I cosiddetti pitagorici avendo cominciato ad occuparsi di ricerche matematiche ed essendo grandemente progrediti in esse, furono condotti da questi loro studi ad assumere come principi di tutte le cose esistenti quelli di cui fanno uso le scienze matematiche. E poiché i primi che qui s’incontrano sono, per natura i numeri, sembrò loro di ravvisare in questi, molte più analogie con ciò che esiste e avviene nel mondo, di quante se ne possono trovare nel fuoco, nella terra e nell’acqua [...]. Avendo poi riconosciuto che le proprietà e le relazioni delle armonie musicali corrispondono a rapporti numerici, e che in altri fenomeni naturali si riscontrano analoghe corrispondenze coi numeri furono tanto più indotti ad ammettere che i numeri siamo gli elementi di tutte le cose esistenti e che tutto il cielo sia proporzione ed armonia.

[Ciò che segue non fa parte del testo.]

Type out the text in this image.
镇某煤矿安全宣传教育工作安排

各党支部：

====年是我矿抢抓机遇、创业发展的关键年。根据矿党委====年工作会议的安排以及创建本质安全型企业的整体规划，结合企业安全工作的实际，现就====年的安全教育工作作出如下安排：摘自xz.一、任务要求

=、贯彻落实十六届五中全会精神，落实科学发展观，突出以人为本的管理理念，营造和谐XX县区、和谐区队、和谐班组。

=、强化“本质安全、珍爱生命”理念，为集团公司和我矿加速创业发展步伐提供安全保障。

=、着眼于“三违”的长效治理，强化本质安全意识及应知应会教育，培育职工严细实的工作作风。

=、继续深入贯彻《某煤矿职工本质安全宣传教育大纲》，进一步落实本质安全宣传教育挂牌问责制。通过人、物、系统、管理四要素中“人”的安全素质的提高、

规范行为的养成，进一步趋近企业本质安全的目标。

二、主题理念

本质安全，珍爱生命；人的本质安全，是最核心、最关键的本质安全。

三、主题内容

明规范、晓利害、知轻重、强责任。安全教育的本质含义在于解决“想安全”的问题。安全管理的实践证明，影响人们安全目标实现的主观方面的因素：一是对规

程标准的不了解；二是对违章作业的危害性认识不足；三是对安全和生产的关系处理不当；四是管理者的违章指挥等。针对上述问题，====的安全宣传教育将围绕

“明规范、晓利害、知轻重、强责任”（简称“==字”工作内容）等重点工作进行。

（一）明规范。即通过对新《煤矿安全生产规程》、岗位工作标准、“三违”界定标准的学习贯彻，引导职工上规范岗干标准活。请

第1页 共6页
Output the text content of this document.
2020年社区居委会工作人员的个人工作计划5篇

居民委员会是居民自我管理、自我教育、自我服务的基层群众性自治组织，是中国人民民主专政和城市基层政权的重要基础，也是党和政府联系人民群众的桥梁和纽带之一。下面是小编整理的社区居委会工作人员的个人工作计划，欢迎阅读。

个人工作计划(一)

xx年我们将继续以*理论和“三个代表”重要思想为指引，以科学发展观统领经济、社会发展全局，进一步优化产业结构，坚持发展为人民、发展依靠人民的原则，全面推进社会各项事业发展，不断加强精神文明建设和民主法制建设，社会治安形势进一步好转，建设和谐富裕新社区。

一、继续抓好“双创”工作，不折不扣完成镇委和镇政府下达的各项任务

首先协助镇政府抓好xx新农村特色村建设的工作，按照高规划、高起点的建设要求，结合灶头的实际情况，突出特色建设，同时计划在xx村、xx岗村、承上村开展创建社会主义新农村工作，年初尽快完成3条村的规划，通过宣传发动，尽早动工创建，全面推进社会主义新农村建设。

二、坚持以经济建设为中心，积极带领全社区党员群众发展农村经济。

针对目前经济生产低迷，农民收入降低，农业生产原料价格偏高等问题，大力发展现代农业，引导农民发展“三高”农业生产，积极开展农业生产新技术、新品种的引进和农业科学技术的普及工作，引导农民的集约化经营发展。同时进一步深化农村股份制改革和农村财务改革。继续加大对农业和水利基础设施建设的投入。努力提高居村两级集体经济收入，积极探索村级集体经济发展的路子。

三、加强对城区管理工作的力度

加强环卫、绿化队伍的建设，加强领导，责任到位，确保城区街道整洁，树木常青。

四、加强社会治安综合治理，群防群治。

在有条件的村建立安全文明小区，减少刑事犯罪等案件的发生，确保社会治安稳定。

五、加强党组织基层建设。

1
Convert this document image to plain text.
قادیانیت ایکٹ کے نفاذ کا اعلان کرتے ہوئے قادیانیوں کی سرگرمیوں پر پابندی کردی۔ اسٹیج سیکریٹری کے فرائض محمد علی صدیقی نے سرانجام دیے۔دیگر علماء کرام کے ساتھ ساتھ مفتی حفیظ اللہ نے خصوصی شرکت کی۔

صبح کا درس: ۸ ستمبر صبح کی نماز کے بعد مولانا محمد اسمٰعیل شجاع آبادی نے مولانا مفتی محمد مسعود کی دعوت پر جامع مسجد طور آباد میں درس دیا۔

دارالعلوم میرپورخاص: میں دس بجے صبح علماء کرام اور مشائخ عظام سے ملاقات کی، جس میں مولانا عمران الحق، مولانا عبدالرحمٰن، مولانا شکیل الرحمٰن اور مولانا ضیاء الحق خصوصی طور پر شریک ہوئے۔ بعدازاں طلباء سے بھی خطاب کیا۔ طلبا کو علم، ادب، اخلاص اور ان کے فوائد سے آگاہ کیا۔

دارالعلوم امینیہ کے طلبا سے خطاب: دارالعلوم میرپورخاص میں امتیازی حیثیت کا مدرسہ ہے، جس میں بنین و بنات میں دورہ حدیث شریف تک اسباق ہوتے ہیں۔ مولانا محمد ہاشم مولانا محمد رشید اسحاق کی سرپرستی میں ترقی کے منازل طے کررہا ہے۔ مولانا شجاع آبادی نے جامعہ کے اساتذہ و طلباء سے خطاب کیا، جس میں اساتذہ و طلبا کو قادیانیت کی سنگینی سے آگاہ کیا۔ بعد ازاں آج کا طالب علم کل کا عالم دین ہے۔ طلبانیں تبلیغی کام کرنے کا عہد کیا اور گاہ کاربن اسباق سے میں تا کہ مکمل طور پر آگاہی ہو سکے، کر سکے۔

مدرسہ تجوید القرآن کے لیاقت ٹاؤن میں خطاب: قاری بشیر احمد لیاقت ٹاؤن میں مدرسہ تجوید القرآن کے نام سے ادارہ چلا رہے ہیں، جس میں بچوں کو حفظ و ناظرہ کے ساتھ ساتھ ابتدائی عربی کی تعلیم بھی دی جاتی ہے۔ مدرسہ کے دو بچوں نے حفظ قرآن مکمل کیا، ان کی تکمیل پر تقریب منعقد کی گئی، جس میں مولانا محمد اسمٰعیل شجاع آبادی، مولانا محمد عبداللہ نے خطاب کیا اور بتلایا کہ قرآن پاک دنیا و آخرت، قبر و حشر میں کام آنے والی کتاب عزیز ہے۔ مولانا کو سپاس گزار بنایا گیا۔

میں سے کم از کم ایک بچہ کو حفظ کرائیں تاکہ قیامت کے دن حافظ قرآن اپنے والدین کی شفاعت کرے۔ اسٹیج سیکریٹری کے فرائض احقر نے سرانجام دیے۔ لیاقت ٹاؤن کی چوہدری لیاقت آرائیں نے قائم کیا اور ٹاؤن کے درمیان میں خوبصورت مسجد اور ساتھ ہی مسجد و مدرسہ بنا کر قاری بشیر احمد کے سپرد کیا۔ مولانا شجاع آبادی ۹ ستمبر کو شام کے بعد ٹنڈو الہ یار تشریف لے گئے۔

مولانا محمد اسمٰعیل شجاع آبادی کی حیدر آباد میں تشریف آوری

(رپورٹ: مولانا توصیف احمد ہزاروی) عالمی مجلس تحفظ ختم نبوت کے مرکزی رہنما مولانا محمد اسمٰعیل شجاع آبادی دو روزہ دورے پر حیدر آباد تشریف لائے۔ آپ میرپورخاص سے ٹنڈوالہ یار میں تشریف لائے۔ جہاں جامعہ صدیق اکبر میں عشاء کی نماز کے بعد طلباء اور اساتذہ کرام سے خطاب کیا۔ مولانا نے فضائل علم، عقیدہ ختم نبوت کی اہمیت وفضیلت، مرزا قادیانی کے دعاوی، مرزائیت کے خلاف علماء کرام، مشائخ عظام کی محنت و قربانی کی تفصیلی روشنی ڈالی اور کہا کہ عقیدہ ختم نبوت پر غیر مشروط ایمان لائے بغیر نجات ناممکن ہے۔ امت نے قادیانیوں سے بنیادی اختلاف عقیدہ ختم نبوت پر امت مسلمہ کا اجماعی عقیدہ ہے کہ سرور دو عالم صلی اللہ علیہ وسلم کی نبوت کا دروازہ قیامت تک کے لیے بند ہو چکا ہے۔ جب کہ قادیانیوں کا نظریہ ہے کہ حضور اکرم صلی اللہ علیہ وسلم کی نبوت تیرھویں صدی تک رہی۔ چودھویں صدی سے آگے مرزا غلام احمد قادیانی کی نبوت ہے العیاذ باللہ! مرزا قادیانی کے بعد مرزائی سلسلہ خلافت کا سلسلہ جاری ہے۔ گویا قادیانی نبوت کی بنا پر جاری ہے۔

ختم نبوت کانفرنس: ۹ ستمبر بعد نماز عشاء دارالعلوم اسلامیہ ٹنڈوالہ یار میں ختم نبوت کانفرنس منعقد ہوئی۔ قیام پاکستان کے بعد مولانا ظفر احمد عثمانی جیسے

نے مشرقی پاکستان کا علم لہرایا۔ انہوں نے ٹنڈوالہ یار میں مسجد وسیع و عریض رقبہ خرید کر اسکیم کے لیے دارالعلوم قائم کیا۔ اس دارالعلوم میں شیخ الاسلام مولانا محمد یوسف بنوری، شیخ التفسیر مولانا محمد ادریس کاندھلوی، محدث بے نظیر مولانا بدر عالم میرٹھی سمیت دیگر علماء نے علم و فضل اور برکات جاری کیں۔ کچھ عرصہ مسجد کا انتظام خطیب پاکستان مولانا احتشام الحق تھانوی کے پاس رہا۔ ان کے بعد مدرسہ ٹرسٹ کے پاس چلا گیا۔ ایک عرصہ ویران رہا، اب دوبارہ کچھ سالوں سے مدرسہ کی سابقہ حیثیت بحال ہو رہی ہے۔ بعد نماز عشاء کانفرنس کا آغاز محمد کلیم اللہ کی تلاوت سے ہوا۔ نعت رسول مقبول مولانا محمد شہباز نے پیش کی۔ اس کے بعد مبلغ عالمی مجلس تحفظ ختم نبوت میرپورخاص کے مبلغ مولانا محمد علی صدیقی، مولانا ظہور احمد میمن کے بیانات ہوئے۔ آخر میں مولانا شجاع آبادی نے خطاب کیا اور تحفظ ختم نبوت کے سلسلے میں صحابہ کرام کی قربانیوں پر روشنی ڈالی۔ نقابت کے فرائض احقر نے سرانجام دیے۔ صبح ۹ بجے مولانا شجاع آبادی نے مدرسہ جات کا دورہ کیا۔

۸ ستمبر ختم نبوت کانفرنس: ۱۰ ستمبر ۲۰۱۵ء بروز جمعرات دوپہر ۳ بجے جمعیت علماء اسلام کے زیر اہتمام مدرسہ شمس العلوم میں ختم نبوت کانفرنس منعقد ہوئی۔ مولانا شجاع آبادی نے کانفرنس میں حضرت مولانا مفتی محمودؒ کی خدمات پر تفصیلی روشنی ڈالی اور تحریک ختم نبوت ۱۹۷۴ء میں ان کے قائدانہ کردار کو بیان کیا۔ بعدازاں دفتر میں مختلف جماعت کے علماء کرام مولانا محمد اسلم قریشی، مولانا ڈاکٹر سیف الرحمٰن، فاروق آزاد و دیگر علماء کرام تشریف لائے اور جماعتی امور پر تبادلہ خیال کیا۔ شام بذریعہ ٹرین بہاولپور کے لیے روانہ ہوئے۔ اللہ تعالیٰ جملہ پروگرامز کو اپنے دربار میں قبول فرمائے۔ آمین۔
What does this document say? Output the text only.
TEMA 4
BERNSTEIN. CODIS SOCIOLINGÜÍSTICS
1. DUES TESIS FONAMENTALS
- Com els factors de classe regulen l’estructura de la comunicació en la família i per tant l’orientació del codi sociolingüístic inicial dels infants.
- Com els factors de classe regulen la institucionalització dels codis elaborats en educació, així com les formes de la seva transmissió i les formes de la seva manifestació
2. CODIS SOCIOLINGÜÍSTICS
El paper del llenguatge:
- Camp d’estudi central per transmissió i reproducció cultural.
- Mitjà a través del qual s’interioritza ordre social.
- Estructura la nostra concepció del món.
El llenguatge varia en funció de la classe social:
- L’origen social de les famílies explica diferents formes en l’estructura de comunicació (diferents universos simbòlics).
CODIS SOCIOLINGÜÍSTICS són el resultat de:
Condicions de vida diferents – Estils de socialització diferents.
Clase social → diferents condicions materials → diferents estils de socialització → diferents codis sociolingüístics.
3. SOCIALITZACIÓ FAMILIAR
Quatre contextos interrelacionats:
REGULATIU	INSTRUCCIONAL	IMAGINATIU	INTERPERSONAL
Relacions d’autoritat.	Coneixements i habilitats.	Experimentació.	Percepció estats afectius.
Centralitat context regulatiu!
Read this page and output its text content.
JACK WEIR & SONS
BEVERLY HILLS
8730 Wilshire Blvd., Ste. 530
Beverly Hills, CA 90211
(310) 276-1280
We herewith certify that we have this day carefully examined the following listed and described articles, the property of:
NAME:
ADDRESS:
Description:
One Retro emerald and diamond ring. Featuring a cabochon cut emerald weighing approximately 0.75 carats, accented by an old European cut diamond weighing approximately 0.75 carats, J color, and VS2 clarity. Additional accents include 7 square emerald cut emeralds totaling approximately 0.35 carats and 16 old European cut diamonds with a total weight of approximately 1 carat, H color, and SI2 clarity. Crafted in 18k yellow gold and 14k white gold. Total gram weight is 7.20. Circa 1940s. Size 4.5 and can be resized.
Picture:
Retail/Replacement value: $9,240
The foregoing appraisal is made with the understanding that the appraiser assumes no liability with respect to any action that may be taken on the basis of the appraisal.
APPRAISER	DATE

I pitagorici inizialmente avrebbero concepito i numeri come componenti ultimi degli oggetti reali e materiali, non distinti dagli oggetti sensibili, i numeri quindi sono l’essenza della realtà ed in particolare i numeri non hanno un senso puramente aritmetico, ma sono corpuscoli tutti uguali fra loro, molto piccoli ma non infinitesimi o nulli (le monadi o unità pitagoriche), molto simili ai nostri atomi. Tutti i corpi venivano così composti di monadi disposte secondo un certo ordine geometrico.